Faisol menegaskan, walaupun begitu penegakan hukum Tragedi Kanjuruhan belum maksimal dan keluarga korban merasa ketidakadilan karena yang dihukum hanya petugas level bawah.
“Sejumlah keluarga korban juga masih berjuang mendapatkan keadilan, dengan melapor ke Mabes Polri dan Komnas HAM dengan pendampingan hukum.”
“Selain itu, dibutuhkan reformasi regulasi yang komprehensif untuk mencegah kejadian serupa terulang,” tandasnya.

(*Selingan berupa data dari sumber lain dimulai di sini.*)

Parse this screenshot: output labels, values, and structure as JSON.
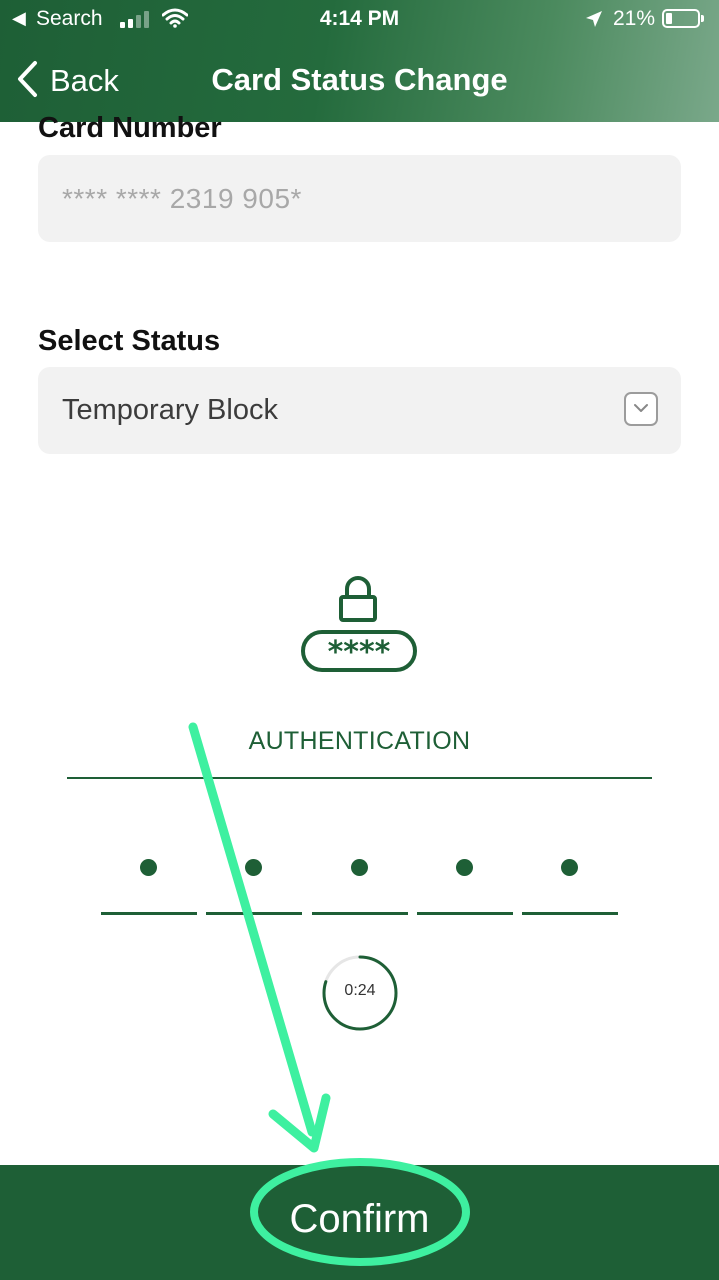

Sementara itu, Jurnalis Bola.net, As’ad Arifin menyampaikan, dua tahun pasca Tragedi Kanjuruhan, transformasi cukup cepat dan besar terjadi dalam manajemen sepakbola Indonesia.
“Reformasi manajemen stadion terlihat dari renovasi 18 stadion yang dilakukan pemerintah sesuai Standar FIFA, dengan fokus pada pengamanan. Termasuk penghapusan tribun berdiri dan pengaturan kapasitas yang lebih realistis,” tambahnya.
Walaupun begitu, ujarnya, masih ada beberapa pekerjaan rumah yang harus diselesaikan. Termasuk membawa keadilan untuk para korban dan keluarga korban tragedi Kanjuruhan. (Anisa Afisunani/Ra Indrata)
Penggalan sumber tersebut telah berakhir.